YAZARLAR

Bence Lübnan!

Son zamanlarda Suriye’de ‘Suriyelilik’ vurgusunun öne çıkması gibi burada da ‘Lübnanlılık’ bir üst kimlik olarak nüksediyor. Yakın geçmişte insanlar mezhebi ve dini aidiyetlerine kaçarak çatışmayı derinleştirdi. Üst kimliğe sığınarak gerilimi sönümlendirme Lübnan için çok yeni bir olgu. Bu zayıf olgu güçlenme fırsatı bulur mu? Umut etmekten başka bir yol yok.

Çoğu siyasi parti ya da örgütlere ait olan Lübnan’ın radyo ve televizyonları sabah akşam Suudi Arabistan’da istifa ettirilen ve bir süre rehine muamelesi yapılan Başbakan Saad el Hariri’nin kaderini tartışıyor. Gelecek mi, ne zaman gelecek? Suudiler Katar’a yaptığını Lübnan’a da yapacak mı? Ülke batar mı? Hizbullah bu baskılar karşısında Suriye’den çekilir mi ya da silahlarına veda eder mi?

Arap Birliği Suudi Arabistan, BAE, Bahreyn ve Kuveyt’in çağrısı üzerine acilen İran ve Hizbullah’a karşı ortak tavır için toplanırken Hariri, eski sömürgeci patron Fransa Cumhurbaşkanı Emmanuel Macron’ın girişimiyle Riyad’dan Paris’e kapağı atıverdi. İki çocuğu Hariri’nin boynuna atılmış bir kement gibi hâlâ Suudi Arabistan’da. Hariri, Kahire’de Mısır Devlet Başkanı Abdülfettah el Sisi ile görüştükten sonra bugün Beyrut’a dönüp Bağımsızlık Günü kutlamasına katılacak. Plan bu.

Belli ki Beyrut’a gelmeden önce Suud’un potansiyel hışmına karşı kendisi için maksimum güvenli siyasal ortamı temin etmeye çalışıyor. Müslüman Kardeşler ve Katar’ı cezalandırma siyasetine destek verse de Suudi Arabistan’ın İran ve Hizbullah’a karşı İsrail’le birlikte ortak cephe oluşturma planlarına pirim vermeyen Mısır lideri karşı ağırlık olarak önemli bir seçim. Hariri hem ülkesini aşağılama derecesinde Suudilere bağımlılığını açığa vurarak kendini içeride çok nazik bir pozisyona soktu hem de İranlılarla Suudiler arasında orta yol bulma çabası yüzünden finansörleri karşısında siyaseten aforoz edildi.

***

Lübnan, hakkında en fazla ahkâm kesilen ülkelerde birisi. Tüm hükümler de birbirini nakzeder. Çünkü herkesin Lübnan’ı farklıdır, sübjektiftir. Benimki de öyle. Bugün niyetim Lübnan’a dair bazı ‘çerezlik’ izlenimlerimi paylaşmak.

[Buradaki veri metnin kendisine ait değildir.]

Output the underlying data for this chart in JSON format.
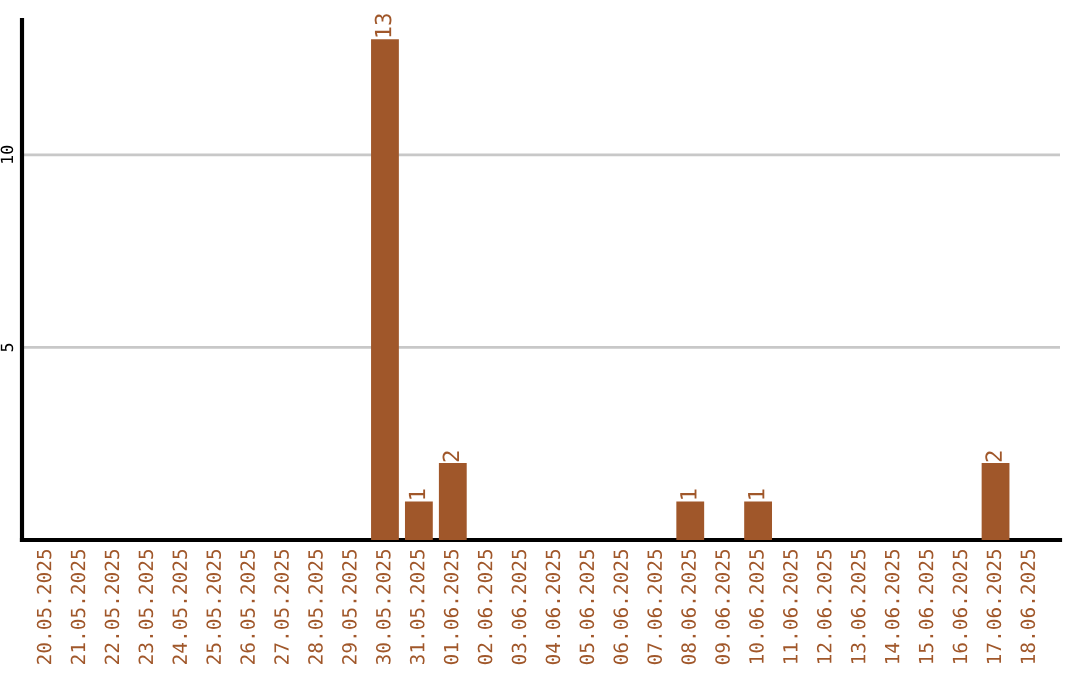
{
  "chart_data": {
    "type": "bar",
    "categories": [
      "20.05.2025",
      "21.05.2025",
      "22.05.2025",
      "23.05.2025",
      "24.05.2025",
      "25.05.2025",
      "26.05.2025",
      "27.05.2025",
      "28.05.2025",
      "29.05.2025",
      "30.05.2025",
      "31.05.2025",
      "01.06.2025",
      "02.06.2025",
      "03.06.2025",
      "04.06.2025",
      "05.06.2025",
      "06.06.2025",
      "07.06.2025",
      "08.06.2025",
      "09.06.2025",
      "10.06.2025",
      "11.06.2025",
      "12.06.2025",
      "13.06.2025",
      "14.06.2025",
      "15.06.2025",
      "16.06.2025",
      "17.06.2025",
      "18.06.2025"
    ],
    "values": [
      0,
      0,
      0,
      0,
      0,
      0,
      0,
      0,
      0,
      0,
      13,
      1,
      2,
      0,
      0,
      0,
      0,
      0,
      0,
      1,
      0,
      1,
      0,
      0,
      0,
      0,
      0,
      0,
      2,
      0
    ],
    "value_labels": [
      null,
      null,
      null,
      null,
      null,
      null,
      null,
      null,
      null,
      null,
      "13",
      "1",
      "2",
      null,
      null,
      null,
      null,
      null,
      null,
      "1",
      null,
      "1",
      null,
      null,
      null,
      null,
      null,
      null,
      "2",
      null
    ],
    "color": "#a0572a",
    "ylim": [
      0,
      13.5
    ],
    "yticks": [
      5,
      10
    ],
    "grid": "y"
  }
}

Bugünlerde siyasal iklim barut kokusu salıyor. Gerçek iklimde ise güneş var. Ve hafif rüzgâr. Batı Beyrut’ta Manara tarafındaki Askeri Kulüp’te memleketin mühim şahsiyetleri hâlâ denizin tadını çıkartıyor. Yanı başındaki kafede, kahvesine ortak olduğum emektar bir bürokratın Suud’un oyunundan dolayı canı fena sıkkın.

“Ne istiyorsunuz ulan bu 4.5 milyonluk ülkeden? Bir rahat bırakın, iç savaştan çıktı, hâlâ gün yüzü görmedi. Herkes buraya atış poligonu muamelesi çekiyor. Şimdi her şey sakin gibi duruyor. Herkesin Hariri’ye sahip çıkması oyunu bozdu. Ama bu Suudilerden korkulur; Burc el Berecne’de bir iki Filistinliye verirler bir çuval para, öldürtürler birilerini ve ortalığı savaş arenasına çevirirler” diye söylendi.

***

Esasen atış poligonunu da içeren ama ‘her şey dahil’ modunda yaşayan bir arena burası:

"Hepimiz seninleyiz" yazılı Hariri posterleriyle süslenen Korniş’te spor için yürüyen kadınlar, kaslarını gere gere gezinen slipli erkekler, aylaklığa tur atlatan gençler, çocuğunu eğlendiren anneler, ev sahibinin köpeğini gezdiren hizmetçiler… Lübnan sosyolojisinin şifrelerinden biri bu hizmetçiler. Filipinli, Etiyopyalı, Pakistanlı ve Bangladeşliler... Müslüman ailelerin tercihi Pakistanlılar ve Bangladeşliler. En ucuzu da bunlar. Yatılı hizmetçi olarak Filipinlileri ya da Etiyopyalıları tutanların havası daha başka oluyor! Hizmetçisi olmak bir statü. Hizmetçiler faslında tuhaf ve acı hikâyeler dolaşıyor. Yani kölelik modern formlarıyla sürüyor. Tarihin kesintiye uğradığı yalan.

***

Kazanmak ve tüketmek! Paris’in süpermarketlerinde bulup da Beyrut’ta bulamayacağın hiçbir şey yok.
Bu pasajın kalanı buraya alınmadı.